Ungkapan Rasa

10 4 0
                                    

"Sebenarnya sudah lama aku nahan perasaan ini dan saatnya sekarang aku mau ungkapin kalau aku mau nikah dan hidup dengan orang yang aku cinta." Nuha memilin-milin ujung kemejanya dengan kepala menunduk memperhatikan jempol kakinya yang bergerak seirama.

"Keren kamu sebagai perempuan mulai duluan."

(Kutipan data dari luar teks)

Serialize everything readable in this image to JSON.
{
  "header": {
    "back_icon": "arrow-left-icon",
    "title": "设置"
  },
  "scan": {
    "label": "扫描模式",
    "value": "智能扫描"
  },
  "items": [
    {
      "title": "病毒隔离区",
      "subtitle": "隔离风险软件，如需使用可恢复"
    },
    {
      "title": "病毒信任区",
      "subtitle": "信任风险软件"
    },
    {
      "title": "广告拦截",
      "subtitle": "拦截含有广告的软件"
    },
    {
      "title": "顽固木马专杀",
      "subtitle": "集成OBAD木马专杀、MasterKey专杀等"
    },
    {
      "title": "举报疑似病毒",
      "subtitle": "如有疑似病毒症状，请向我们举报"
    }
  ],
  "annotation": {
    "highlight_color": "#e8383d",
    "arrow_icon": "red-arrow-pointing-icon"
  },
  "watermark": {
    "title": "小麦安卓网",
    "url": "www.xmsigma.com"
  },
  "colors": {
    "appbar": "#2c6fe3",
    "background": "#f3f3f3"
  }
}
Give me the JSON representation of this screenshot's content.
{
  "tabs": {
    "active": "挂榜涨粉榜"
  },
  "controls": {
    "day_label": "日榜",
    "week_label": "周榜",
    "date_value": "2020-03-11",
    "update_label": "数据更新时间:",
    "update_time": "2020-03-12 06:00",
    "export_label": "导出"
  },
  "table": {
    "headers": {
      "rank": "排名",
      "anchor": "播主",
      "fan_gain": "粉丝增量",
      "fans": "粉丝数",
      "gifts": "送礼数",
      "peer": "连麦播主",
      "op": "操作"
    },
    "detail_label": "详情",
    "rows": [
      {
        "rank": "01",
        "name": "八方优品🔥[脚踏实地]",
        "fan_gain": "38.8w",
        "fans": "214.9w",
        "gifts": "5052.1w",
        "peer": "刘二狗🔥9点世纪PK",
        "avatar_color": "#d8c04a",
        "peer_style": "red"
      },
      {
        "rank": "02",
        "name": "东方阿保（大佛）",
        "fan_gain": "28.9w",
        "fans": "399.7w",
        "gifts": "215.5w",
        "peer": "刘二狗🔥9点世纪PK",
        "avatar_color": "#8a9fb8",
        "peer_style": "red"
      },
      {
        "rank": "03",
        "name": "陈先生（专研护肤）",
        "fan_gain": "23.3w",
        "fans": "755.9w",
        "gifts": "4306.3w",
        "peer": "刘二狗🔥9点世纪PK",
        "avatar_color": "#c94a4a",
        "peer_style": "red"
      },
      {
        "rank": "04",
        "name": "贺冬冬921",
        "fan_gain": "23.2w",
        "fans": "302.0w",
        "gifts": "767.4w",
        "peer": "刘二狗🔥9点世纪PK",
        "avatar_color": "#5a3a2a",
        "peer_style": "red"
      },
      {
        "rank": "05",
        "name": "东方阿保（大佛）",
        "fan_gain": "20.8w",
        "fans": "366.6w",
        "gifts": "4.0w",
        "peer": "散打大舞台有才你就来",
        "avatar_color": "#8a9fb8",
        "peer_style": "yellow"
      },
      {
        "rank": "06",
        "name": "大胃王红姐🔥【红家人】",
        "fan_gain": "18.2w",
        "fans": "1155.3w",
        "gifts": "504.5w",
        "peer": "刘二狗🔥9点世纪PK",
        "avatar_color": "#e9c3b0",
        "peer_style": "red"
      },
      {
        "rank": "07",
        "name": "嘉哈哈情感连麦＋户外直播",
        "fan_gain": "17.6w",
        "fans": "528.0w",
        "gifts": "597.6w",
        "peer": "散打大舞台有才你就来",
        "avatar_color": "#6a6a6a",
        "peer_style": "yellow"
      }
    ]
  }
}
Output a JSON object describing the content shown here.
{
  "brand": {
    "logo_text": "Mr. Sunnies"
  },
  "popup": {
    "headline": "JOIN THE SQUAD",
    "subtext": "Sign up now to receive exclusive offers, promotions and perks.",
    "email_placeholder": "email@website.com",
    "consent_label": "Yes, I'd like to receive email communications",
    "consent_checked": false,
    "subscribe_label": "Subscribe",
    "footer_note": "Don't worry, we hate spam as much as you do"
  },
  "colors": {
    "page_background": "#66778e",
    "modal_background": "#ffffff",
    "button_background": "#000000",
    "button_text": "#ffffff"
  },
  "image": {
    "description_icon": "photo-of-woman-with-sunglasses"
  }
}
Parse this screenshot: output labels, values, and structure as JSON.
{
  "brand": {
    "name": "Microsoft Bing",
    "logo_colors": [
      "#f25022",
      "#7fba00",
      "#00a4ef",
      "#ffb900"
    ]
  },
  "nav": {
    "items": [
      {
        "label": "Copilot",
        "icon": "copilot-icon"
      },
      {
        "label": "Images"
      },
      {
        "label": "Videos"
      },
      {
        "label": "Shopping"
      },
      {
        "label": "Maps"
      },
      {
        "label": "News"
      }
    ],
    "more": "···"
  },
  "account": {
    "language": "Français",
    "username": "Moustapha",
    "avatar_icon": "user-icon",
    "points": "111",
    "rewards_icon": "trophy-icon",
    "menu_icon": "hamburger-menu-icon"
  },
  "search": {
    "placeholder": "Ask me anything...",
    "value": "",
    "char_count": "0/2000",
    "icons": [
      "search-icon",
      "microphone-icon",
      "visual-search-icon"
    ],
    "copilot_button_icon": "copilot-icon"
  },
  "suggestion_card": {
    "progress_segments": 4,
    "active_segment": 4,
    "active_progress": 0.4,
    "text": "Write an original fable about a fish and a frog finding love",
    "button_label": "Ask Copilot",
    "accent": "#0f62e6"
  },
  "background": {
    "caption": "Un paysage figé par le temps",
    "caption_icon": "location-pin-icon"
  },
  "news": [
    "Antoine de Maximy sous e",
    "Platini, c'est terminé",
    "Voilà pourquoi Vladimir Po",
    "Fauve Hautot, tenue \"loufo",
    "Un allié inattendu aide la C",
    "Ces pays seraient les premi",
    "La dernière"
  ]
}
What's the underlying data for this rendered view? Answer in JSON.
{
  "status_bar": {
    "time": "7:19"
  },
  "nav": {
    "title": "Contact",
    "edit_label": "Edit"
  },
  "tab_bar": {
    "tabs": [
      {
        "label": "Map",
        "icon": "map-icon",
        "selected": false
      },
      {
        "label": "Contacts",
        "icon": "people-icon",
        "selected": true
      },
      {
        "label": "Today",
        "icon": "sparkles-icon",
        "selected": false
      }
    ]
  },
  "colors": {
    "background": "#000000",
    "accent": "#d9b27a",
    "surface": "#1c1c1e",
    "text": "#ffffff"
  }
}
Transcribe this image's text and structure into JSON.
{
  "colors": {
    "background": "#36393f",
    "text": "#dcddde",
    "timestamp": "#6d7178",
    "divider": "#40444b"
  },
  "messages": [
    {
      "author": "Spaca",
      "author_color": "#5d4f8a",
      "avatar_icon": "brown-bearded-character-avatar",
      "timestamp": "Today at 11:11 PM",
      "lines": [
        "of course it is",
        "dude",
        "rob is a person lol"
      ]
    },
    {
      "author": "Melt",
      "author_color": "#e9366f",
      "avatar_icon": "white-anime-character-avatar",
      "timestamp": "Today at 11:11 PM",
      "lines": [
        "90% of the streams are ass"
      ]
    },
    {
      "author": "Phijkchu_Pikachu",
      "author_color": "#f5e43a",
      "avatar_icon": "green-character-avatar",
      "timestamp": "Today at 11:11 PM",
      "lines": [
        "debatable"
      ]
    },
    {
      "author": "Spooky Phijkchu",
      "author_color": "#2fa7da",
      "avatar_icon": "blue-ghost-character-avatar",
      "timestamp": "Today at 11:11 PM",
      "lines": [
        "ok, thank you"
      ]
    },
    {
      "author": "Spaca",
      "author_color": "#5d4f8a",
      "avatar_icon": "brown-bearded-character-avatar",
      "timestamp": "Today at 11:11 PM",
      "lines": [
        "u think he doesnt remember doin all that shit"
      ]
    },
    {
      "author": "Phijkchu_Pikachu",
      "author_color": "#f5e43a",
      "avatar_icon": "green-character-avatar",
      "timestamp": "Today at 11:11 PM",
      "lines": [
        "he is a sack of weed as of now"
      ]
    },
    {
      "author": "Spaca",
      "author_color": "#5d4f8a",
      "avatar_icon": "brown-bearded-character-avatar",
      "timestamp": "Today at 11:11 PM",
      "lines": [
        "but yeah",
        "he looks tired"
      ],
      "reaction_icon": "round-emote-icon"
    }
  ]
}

Ghalib tepuk tangan dan tertawa seolah ungkapan Nuha itu lucu. Jelas lucu bagi sebagian orang karena wanita memulai terlebih dahulu itu langka. Wanita biasanya malu tapi mau.

"Butuh tekad baja aku, Ghalib, seenaknya kamu malah ketawa."

Ghalib berhenti dari tertawanya dan menatap teman kecilnya itu yang malah memalingkan wajah ke arah lain.

"Emang siapa calonnya?"

"Hmm... Ghalib..." Bukannya menjawab, Nuha malah gugup dan akhirnya hanya menyebut nama teman kecilnya itu. Jangan lupakan jemari lentik itu yang terus saja memilin ujung kemeja.

"Kamu malah gugup, ditanya bukannya jawab." Ghalib mulai merasa gemas karena penasarannya itu belum juga terjawab.

"Kalau kamu jadi calon suami aku, mau?" Nuha mengangkat wajahnya demi melihat ekspresi Ghalib.

"Ha... ha... ha... bercanda kamu ini garing banget." Ghalib menganggap ucapan Nuha adalah sebuah lelucon yang pantas untuk ditertawakan. Ghalib tidak tahu bahwa sebenarnya Nuha gemetar ketika mengucapkan kalimat pernyataan tersebut.

"Aku gak bercanda. Aku serius."

"Maksud kamu?" Ghalib bertanya karena ingin memperjelas walau sebenarnya apa yang diucapkan Nuha sudah cukup jelas.

"Aku suka sama kamu dari kita masih SMA, Ghalib."

Nuha memandang wajah Ghalib yang nampak tidak menyangka kalau pria yang dimaksud adalah dirinya. Wajah Nuha nampak berkaca-kaca karena terharu dengan keberaniannya dan bahagia melihat wajah Ghalib kembali setelah cukup lama tidak bertemu.

"Kita hanya teman, Nuha," ucap Ghalib lirih. Ghalib berusaha menjelaskan status pertemanan mereka yang cukup dekat itu.

"Seorang teman pun bisa jatuh cinta." Nuha pun tak mau kalah untuk menyela penjelasan Ghalib.

"Dengan kamu seperti ini, ini sebenarnya merusak pertemanan kita."

"Aku hanya ingin merubah status pertemanan kita menjadi suami-istri." Nuha semakin berani bahkan mengesampingkan rasa malunya.

"Aku akan melanjutkan pendidikan S2 di Jakarta," Jawabnya. Ini adalah sebuah jawaban yang halus dengan harapan tidak menyakiti. Tapi tetap saja apabila sebuah harapan tidak sesuai dengan apa yang diharapkan akan timbul kecewa hingga berujung sakit hati.

"Seorang yang masih S1 saja diperbolehkan kuliah dengan status menikah, apalagi kamu S2."

"Aku gak punya apa-apa. Uang saja masih dari orang tua," jelas Ghalib.

"Kita bisa cari bersama-sama." Nuha masih saja kukuh padahal jawaban Ghalib jelas menolak.

"Masalahnya bukan itu saja, Nuha!" Suara Ghalib menjadi meninggi karena merasa kesal dengan ungkapan Nuha.

"Aku hanya butuh jawaban antara mau atau tidak."

"Tidak!" jawab Ghalib kali ini dengan tegas.

"Kenapa?" Nuha menginginkan alasan yang jelas dari penolakan Ghalib.

"Aku belum siap, Nuha."

"Aku butuh jawaban yang jelas, dan bagiku itu bukan sebuah jawaban yang jelas bisa aku terima."

"Aku gak cinta sama kamu. Bagi aku, kamu itu hanya teman gak lebih. Dengan ungkapan kamu seperti ini, tanpa kamu sadari bahwa kamu sudah merusak pertemanan kita."